Saturday, October 3, 2009

Today I learned about the Union occupation of Jacksonport. In May of 1862, The Union army moved down from Batesville and set up Camp Tucker on the west bank of the mouth of the Black River. At one time there were 5,429 Union soldiers in camp here. Having control of the White river would proved an advantage for both Confederate and Union armies. The Union army camped a little above Jacksonport where the black river meets the White.

Having the Union army so close to a town with strong Confederate support would be viewed as negative by the local Citizens. Part of this negative view stem from a lack of money. Besides the fact that many of the citizens saw the Union as the enemy, having them there proved stressful on their money. This was because many people were using Confederate money as shown in the picture below. This type of script would be completely useless with the Union control over Jacksonport.

Dr. Charles Brackett a Union solider wrote his experiences during this time in his Journal. Dr. Brackett explains that a local resident Mary Todd Caldwell, the one who presented the Jackson Guards with their Confederate regimental flag, “glorifies in being a rebel”. He went on to explain “Mrs. Caldwell wished she had the power to kill every Officer in the Union army, and ole Abe especially.”
Mrs.
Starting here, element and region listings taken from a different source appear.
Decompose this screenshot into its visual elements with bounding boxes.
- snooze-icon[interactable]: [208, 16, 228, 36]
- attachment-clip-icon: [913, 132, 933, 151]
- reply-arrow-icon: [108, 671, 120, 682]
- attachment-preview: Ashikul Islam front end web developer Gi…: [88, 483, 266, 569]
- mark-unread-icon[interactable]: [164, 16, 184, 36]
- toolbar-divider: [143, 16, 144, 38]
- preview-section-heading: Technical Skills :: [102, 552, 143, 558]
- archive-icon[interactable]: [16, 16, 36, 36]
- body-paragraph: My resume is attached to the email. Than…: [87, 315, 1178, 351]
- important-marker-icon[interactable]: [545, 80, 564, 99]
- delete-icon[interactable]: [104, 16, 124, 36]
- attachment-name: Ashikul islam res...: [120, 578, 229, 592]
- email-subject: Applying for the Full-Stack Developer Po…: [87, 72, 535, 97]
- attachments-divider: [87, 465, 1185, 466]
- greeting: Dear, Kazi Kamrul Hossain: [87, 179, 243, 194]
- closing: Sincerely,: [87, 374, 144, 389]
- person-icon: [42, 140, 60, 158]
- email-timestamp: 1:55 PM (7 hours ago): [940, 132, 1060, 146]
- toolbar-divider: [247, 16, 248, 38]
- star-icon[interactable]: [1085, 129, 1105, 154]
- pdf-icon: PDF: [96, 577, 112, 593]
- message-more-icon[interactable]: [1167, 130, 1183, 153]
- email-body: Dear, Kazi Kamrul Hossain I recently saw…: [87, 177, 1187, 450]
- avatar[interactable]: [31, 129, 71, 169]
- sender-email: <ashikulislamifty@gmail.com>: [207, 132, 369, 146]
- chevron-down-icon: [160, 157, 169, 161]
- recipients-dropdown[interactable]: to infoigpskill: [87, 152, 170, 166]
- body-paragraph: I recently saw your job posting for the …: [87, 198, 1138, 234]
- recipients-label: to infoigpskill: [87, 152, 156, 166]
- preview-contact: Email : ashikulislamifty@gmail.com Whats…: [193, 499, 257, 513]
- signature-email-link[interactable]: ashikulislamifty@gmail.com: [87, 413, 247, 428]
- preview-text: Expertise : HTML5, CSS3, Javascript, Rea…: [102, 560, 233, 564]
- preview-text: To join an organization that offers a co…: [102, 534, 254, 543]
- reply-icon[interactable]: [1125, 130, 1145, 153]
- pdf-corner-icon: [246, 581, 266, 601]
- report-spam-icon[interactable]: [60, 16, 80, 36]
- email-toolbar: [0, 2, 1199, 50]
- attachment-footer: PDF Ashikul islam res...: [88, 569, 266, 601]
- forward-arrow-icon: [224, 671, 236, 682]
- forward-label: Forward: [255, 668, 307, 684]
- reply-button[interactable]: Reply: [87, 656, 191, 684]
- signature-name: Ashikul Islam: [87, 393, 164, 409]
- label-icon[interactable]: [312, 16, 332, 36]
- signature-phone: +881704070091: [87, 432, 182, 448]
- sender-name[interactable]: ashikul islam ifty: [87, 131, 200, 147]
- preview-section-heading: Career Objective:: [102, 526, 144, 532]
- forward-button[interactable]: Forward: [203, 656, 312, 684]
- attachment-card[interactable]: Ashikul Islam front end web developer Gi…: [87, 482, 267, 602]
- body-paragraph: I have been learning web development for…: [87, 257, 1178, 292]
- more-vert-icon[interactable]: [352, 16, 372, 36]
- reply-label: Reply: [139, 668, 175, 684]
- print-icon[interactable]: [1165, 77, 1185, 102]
Caldwell has her own account of Union occupation in 1862. She says that the Dutch Yankees who occupied her house,” went into her room and dangled her cloths and made fun of them. She further explains that they took all we had and insulted our women folk.
Even with the tension between the Union solders and the local citizens, the Union occupied Jacksonport until June, when the Confederates recaptured Jacksonport. The only paper to be printed in Jacksonport was printed when the Union occupied Jacksonport. Paper became very difficult to come by during the Civil War, which caused for a lack of newspapers being printed. The Union printed the newspaper “stars and Stripes” on December 8, 1862. Due to the shortage of paper, this newspaper was printed on wall paper. Jacksonport is the second location that the” Stars and Stripes “was printed at. It was first printed in Bloomfield, Missouri on November 9, 1861. The “Stars and Stripes continues to be published today. Soldiers today in Iraq and Afghanistan still read the “Stars and Stripes”.
I really enjoyed learning about what life was like for the citizens of Jacksonport during the Union’s occupation. It is surprising to learn that a newspaper that was written in Jacksonport during the Civil War is still being published today.